Journaling facilitates thinking.
It takes a consistent effort to get good at anything.
Time is not really a factor in drawings.
Don’t overthink. Speed drawings work.
Practice, practice, practice should be a mantra with anyone who wants to make progress.
Rather than trying to do everything, pick a little piece and do that well. The constraint will help you to focus.

Commit to a line. Sketch in ink without corrections.
Draw from life more than from photos.
Look at lots of art every day.
Draw every day.
Fewer, more confident lines allow the viewer to fill in the blanks. Not every line needs to be drawn, only the few that represent as more important.
If you’re feeling down about how your drawings are going on particular day, end the drawing session with something you like to draw.
Add a dark background sometimes, to add contrast to clearly check the shapes on you life drawing studies.
Short poses redefine time.

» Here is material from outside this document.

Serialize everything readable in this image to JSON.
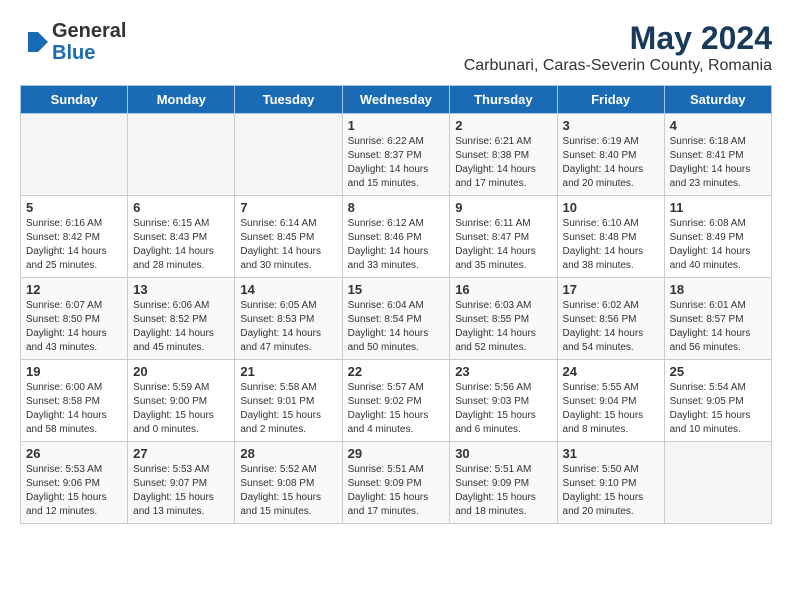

Fifteen seconds makes a minute feel like a long time and five minutes feel a lifetime.
Use a tiny book for sketching people daily. If you do a sketch that you are not happy with, turn the page and do another one.
Develop a sketching style that allows you to work as quickly as possible on location.
You don’t need an extensive knowledge of anatomy to draw people or animals if you learn to see and sketch visual shapes accurately.
The most essential difference between a drawing and a sketch is the speed at which they are drawn.
A sketch captures observations of small details, postures or lighting — and are a quick attempt to put your perceptions on paper.
When you sketch from life, you’re trying to capture visual and emotional impressions of a subject.
Focus on the simplest shapes to establish overall posture and characteristics.
Copying is the fastest way to improve your sketching.
Copying in order to learn new skills or refine old ones is the fastest way to get better.

In a challenging situation use watercolor pencils to record line and color together at the same time so you can do so at a rapid pace.
Shapes and contours make things easier to see.
When you sketch someone and it doesn’t look at all like them, (or worse, totally messes up how they look) and they see it, they think: “he/she can’t draw so well.” and not “oh, I look so bad.”
The darkest area of a drawing is where the eyes go first.
“Frankensteining” is making one person from the parts of many when drawing people.
Drawing develops a sense of observation.